June 7, 2014
Beaver Lake View
We awoke on Sugar Ridge to light rain and wind moving in from the south across the lake. After the shower ended, we watched a sailboat out on the lake below and saw the Belle of the Ozarks out on its morning tour. We saw cardinals out back and I ventured out front of our cabin to photograph the demon dogs guarding the left and right sides of an entry gate to an adjacent building under construction.
We then drove over to the peninsula on the White River/Table Rock Lake to walk at Blue Spring; I had toured this attraction on my own a month earlier. We watched the entire historical video and then made our way down the hill to the gazebo and over to the spring. We walked about the grounds, admiring the poppies and other flowers and noting busy bees and ladybugs. We crossed the dam, looking back at the gazebo and also down at the spill. My Canon SX260 HS camera, which has survived some rough use, would no longer fully open its lens cover, so I either had to manually press it all of the way open or accept a masked shot, such as one I took of the dam.
We wound our way around the grounds and then returned to Wendy’s Xanadu, which needed gasoline. So we drove over to Eureka Springs to fill up the car and then ourselves, seeking lunch at the Local Flavors Cafe. We parked in one of the public lots downtown, noticing some nice paintings and photographs on the art wall in front of us. We parked directly in front of a print of Edward Robison’s gigapan of Inspiration Point, and also liked Wild Wings by Randy Rust and Ozark Creek Downtown by Janet Goodyear.
We enjoyed sandwiches at the Local Flavor Cafe, which I have eaten at several times over the years. Then we walked through town, climbing the stairs at the Basin Park Hotel to see the ballroom up top. We made our way up Spring Street to Harding Park (aka Sweet Swing Park) but Wendy was very thirsty and there were no watering holes in the area.
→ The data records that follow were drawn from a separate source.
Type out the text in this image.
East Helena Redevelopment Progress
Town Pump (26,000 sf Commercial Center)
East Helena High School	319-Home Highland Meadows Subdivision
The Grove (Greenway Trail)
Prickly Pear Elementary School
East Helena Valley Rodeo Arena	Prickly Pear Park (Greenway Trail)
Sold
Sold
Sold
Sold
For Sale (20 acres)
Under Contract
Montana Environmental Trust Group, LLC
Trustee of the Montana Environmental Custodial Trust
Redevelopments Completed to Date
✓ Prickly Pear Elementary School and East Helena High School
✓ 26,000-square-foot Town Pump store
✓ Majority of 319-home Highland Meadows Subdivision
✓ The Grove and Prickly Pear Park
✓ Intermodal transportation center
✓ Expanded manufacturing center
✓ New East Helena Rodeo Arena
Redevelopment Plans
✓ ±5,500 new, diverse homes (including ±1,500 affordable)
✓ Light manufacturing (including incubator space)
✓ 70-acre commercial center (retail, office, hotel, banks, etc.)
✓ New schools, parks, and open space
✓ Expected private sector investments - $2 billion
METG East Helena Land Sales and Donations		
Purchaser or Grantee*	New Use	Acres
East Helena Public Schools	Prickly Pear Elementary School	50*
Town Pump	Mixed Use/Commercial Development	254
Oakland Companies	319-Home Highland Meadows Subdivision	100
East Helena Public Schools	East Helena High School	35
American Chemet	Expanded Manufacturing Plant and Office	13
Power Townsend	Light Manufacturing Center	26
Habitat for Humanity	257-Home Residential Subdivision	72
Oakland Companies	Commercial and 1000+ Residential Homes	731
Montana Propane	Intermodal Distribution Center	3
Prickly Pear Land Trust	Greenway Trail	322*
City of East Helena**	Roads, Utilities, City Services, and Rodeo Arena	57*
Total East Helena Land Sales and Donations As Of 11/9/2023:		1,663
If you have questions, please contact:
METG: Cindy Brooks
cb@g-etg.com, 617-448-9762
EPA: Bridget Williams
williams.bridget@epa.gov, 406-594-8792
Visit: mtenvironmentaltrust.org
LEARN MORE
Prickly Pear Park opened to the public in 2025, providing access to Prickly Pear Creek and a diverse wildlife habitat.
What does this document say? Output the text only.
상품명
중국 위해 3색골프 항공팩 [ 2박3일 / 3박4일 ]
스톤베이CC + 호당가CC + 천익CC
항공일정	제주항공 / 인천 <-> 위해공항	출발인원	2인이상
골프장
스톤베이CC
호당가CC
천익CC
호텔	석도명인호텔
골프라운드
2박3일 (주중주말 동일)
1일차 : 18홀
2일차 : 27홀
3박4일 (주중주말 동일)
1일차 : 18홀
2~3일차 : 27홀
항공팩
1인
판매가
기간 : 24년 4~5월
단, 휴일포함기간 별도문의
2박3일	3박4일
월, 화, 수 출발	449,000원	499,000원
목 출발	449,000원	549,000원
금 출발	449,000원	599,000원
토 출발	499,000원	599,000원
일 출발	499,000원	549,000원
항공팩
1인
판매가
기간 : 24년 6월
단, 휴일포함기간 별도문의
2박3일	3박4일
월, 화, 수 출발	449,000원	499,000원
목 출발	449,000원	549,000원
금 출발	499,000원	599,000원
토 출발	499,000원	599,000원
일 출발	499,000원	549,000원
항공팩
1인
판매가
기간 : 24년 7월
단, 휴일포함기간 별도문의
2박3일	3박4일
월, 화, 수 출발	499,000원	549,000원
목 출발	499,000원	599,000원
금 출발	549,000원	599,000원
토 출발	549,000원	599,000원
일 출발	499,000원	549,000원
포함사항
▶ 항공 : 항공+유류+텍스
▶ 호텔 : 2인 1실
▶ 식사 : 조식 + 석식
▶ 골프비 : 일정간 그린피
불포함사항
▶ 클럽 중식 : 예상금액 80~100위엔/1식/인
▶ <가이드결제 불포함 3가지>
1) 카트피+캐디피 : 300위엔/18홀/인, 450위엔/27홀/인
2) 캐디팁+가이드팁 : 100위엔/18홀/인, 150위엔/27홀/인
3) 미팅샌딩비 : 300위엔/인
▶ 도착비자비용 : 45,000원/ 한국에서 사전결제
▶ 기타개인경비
So we circled about until we found Chelsea’s Bar for a free cup of water, both feeling rather out of place in that dark and boozy place on a sunny afternoon.
We circled back around to the small park, where as a small child I would climb the stairways by Sweet Spring and walk up on top of the hill and down the other side to Harding Spring. We could not get a photo at the stairs, since a group of hipsters were busily taking photos there, but we did make the climb. Up top we passed a tree with long exposed roots and were surprised to see a deer up top at the far end of the unpaved Kansas Street. Wendy spotted a red mushroom on the short trail down to Harding Spring.
We browsed the storefronts along the various streets, stopping for treats at the Rocky Mountain Chocolate Factory (no, we were nowhere near the Rockies). We enjoyed them at Basin Spring Park, where a group of drummers gathers on the first Saturday of each month. I made a video of the event from ground level and also from above when Wendy and I climbed the stairs to the ridge above the basin. During our climb we giggled at the, er, vitality of the statue of Aza (which stands for Adora Zerlina Astra, or “Beloved One Created of the Stars”) which was created by Bruce Anderson.
We wrapped up our afternoon in Eureka Springs with a walk up Center Street and then down one of the long stairways to Main Street. While returning to our car, we noticed Humpty Dumpty doing his thing. Like Aza, he was commissioned by Dan and Belinda Harriman. Their additions to downtown Eureka Springs certainly brought this pair of visitors some smiles.
We left town driving north on Arkansas 23, the route my parents and I used to take back when they had a cabin 14 highway miles to the north on Table Rock Lake. We diverted onto highway 187 so that I could drive us over the one-lane wood-deck suspension bridge at Beaver, Arkansas, which locals term “The Little Golden Gate” and “The Bridge to Nostalgia”. It was fun to see her reaction to this anachronistic structure, which seems older but was actually built in 1949. We stopped to take photos and Wendy quickly spotted one of her favorite things: rose bushes, which a rather obvious sign distinguished from wildflowers.
Poor Dinosaur World
Making our way back to Sugar Ridge, we passed the Farwell’s still-operating Spider Creek Resort and their less successful Dinosaur World. The appalling statues there were created by the same guy who did the Christ of the Ozarks, which explains a lot. We didn’t trespass, but we did get a shot of the old spider out front and some of the decaying creatures. It remains a weird sight to drive along 187 and see very odd-looking anatomically-incorrect dinosaurs looming about the hillside.
We ended our day with hot dogs at the cabin on Sugar Ridge, relaxing on the deck as we contemplated what we might do on the next and final day of this extended weekend.